The decision is bittersweet, Anderson says. The co-owners have been through a lot together since opening Le Dress in 2008. "We literally opened right before the economy tanked," Anderson says. “It was very difficult to get through the first year. Vendors were going out of business, deliveries weren’t coming in, and people were dropping left and right."
They pushed on, adapting the store as their customers’ needs changed. What started out as a European-style boutique that solely carried dresses became a modern women's shop carrying everything from special occasion to weekend wear. I often recommend Le Dress as a sure-bet for a fun cocktail dress by brands such as Milly, Shoshanna, and Trina Turk.
But as it was for many small businesses, the winter of 2014 was a trying time. Le Dress suffered flood damage when a frozen pipe burst two floors above the store. "We ended up being closed for four months," Anderson says. "We had to rebuild our store."
They weren't the only ones. Perchance, a Gold Coast boutique that had been in business for seven years, never reopened after a pipe flooded the store in January. While this winter was particularly brutal, Anderson notes that she was always prepared for a slow, cold season. "The weather plays a huge role in a boutique," she says. "It's crazy because in Chicago you really have such a short great selling season: April through September."
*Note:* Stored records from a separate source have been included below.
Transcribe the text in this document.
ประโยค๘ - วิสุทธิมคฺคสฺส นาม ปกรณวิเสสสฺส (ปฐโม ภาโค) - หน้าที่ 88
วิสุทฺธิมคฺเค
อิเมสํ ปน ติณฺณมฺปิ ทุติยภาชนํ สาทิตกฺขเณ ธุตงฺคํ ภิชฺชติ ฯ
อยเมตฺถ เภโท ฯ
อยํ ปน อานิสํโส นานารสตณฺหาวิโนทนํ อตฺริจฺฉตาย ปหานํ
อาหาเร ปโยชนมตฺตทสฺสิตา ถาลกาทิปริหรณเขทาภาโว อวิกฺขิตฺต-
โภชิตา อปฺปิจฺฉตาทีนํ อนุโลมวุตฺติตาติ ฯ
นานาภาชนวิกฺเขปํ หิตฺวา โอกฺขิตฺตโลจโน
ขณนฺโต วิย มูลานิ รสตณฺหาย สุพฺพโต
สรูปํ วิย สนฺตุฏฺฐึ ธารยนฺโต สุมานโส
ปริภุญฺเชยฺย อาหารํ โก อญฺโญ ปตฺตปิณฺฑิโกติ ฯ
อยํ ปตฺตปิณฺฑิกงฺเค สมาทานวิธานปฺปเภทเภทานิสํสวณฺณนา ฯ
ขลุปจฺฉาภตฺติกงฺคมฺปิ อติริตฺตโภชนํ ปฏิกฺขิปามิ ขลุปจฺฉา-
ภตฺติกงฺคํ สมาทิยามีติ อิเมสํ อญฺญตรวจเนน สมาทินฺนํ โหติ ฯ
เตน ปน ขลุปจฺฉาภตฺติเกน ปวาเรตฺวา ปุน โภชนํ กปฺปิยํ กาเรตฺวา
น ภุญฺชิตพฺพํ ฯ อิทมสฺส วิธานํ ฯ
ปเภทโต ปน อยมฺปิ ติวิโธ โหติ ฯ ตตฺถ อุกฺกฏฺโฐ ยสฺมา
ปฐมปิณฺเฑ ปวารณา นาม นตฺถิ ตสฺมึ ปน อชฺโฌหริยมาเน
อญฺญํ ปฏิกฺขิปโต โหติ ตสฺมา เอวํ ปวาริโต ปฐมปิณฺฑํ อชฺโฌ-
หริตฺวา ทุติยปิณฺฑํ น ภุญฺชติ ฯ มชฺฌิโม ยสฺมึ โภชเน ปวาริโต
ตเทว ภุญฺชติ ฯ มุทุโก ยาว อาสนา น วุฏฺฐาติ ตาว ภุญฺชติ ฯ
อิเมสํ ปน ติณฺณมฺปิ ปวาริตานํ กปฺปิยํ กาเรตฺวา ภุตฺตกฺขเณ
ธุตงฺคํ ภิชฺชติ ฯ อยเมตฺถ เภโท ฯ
Anderson wants the next generation of boutique owners to know it's not all gloom and doom, though. "If you go into it knowing how much work involved, it's really is a fun environment and a fun job. We loved every minute of it," she says. "Our lives just took a different turn."
Le Dress (1741 W. Division St.) will shutter on September 28, and the closing sale began this week. Inventory is marked at up to 75 percent off. Further markdowns will be taken in the coming weeks, but shoppers are encouraged to visit early and often for the best selection. The store will still receive its new fall shipments and items will immediately be discounted.